The Praxis II Showcase presentation was the culmination of almost two months of work towards the RFP outlining the opportunity of “Designing a Method of Supporting a Guitar for the Music Therapy Centre”. Our final prototype is as presented above and is a functioning guitar stand that is operable by a single individual, adjustable to suit both standing clients and those confined to a wheelchair, and stable under accidental knocking. As a team, we reframed the opportunity to better represent the Music Therapy Centre’s staff and client interests after having met with the staff and focused on creating an elegant solution as per our team vision and engineering philosophy.

As mentioned in my introduction, due to my belief that a solution that functions is my primary design value, it was natural for me to strive for a functioning solution for our Showcase. Not only that, I feel that our solution should fulfill the opportunity at hand by satisfying stakeholder interests. To ensure the functionality and efficacy of our design, we ran through component-wise testing to reach our final design. Beyond the general writing and construction role that every team member had, I was mainly tasked with converging towards particular design concepts and solutions through the use of tools such as rating matrices, which pushed me to work out of my comfort zone by allowing me to both develop new concepts and later rate them against one another according to our requirements. Through working to narrow down our design options, this informed my philosophy in the value of stakeholder interaction as well as the consideration of the opportunity’s context throughout the entire design process. It was important to keep stakeholder interests in mind and include them in our requirements, and to continuously verify all of our actions during our design process to ensure that they aligned with our requirements.

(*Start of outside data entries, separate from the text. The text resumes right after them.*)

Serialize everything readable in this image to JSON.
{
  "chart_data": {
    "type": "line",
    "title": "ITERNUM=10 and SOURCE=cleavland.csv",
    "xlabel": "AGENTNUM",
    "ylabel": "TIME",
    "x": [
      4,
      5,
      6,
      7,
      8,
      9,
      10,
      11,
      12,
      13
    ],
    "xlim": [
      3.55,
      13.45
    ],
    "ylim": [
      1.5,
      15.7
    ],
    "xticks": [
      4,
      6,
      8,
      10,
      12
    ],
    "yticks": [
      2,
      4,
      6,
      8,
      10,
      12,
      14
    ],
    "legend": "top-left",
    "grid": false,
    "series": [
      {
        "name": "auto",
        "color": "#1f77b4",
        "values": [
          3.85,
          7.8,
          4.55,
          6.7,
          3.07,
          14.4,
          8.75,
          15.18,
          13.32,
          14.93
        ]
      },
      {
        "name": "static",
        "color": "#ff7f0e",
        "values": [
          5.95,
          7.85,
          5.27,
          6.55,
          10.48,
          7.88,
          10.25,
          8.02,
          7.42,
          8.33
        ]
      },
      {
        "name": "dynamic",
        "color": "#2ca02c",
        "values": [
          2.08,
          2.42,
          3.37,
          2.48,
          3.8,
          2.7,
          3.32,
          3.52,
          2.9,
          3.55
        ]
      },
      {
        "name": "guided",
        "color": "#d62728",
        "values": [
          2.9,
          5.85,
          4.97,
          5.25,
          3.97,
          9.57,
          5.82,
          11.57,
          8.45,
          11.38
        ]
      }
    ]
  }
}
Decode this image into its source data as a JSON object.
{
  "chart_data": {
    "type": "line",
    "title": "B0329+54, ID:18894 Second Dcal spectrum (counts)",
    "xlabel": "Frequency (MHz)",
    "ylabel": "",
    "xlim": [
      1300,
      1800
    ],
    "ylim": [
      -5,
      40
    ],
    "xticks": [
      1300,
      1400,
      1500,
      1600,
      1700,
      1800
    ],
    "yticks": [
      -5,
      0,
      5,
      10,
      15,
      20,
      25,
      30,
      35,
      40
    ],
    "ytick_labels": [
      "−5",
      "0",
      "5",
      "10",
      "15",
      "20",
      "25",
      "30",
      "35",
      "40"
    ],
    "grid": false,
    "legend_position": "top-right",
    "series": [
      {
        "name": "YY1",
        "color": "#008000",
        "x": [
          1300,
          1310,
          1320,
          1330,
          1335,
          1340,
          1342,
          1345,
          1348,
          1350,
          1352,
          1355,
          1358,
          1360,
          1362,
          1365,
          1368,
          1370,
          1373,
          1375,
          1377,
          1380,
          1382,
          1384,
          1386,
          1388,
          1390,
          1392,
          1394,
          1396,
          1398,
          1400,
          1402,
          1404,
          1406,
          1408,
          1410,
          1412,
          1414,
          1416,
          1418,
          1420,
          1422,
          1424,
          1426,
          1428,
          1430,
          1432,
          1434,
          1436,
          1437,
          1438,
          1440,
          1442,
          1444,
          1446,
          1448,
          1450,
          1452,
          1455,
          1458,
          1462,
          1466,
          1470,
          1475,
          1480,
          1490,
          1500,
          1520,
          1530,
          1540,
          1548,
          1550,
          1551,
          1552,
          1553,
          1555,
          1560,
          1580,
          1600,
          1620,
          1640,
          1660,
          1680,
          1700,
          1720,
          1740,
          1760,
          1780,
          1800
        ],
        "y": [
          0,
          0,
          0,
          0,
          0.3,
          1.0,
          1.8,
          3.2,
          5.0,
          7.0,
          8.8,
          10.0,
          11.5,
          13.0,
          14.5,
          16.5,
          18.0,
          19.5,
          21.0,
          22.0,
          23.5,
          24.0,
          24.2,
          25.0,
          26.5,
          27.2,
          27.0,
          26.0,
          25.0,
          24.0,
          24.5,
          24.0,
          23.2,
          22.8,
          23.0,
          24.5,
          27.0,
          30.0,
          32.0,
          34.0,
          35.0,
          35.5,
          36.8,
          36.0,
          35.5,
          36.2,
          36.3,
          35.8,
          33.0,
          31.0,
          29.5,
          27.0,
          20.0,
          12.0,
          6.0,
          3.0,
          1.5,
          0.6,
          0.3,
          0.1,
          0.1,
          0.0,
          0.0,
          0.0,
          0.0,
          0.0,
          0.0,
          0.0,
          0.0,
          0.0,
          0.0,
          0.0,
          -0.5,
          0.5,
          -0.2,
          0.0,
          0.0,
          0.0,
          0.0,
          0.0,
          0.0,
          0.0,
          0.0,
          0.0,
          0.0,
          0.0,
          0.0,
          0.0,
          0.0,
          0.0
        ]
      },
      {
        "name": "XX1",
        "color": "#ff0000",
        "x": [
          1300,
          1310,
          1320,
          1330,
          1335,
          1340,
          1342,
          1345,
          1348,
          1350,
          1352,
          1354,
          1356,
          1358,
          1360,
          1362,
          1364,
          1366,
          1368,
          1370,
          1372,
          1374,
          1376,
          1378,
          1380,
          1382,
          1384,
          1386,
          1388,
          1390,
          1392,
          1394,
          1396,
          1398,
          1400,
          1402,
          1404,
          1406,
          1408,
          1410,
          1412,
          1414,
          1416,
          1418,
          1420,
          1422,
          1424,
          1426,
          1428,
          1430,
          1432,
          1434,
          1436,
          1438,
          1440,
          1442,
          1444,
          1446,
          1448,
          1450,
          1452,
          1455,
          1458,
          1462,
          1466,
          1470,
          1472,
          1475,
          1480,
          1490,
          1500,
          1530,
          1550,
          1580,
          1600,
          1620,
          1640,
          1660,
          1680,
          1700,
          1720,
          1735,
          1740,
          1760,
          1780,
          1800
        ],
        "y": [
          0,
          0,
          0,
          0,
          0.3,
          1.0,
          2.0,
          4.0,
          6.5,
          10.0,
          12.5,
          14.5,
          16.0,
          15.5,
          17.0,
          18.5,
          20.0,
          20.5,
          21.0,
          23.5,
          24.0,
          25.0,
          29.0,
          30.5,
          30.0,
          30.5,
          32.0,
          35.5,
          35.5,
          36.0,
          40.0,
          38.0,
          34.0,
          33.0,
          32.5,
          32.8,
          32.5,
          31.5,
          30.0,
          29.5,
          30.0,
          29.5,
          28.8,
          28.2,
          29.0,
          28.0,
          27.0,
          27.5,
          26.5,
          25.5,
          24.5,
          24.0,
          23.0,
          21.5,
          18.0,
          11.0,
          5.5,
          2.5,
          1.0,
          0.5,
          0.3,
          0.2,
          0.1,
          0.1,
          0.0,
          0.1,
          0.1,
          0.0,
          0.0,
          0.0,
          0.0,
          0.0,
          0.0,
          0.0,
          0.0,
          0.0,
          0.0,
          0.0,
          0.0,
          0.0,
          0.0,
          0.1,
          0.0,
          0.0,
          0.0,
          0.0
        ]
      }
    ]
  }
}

As such, this enriched my engineering philosophy in the value of verification and validation to ensure that our actions aligned with both our requirements and the stakeholder’s interests.

Click here to view more of our prototype. 

CIV102 Matboard Bridge

Matboard Bridge

CIV102 Bridge Project

During first semester, our final project for our civil engineering course consisted of building a bridge out of Matboard that could sustain as much vertical load as possible. The image above shows our final bridge prior to testing. This was one of the first hands-on projects involving physical construction in first-year engineering and required the optimization of our design particularly in terms of shape. Since this optimization was only for maximum carried load, this meant that tools commonly used in Praxis (such as Pugh charts and ratings matrices) were not necessarily relevant most of the time. Instead, designing to optimize the stiffness and strength of our bridge made me consider the value of completing multiple iterations, representing our design concepts on paper, and how the design would affect the building process. At first, we began by considering designs suggested by Teaching Assistants and making slight modifications to those ideas, keeping the build process in mind (we did not design many overlapping layers for the legs of the bridge to minimize the need for contact cement). While designing, we communicated by sketching different views of the bridge as well. We then calculated the failure loads for three separate designs, and later focused on the one that sustained the highest loads, after which we ran through multiple iterations, making small changes to reach the optimal design. This process made me realize need for representation of concepts as a method of mutual understanding within a group, as well as a way to quickly visualize whether or not designs made sense.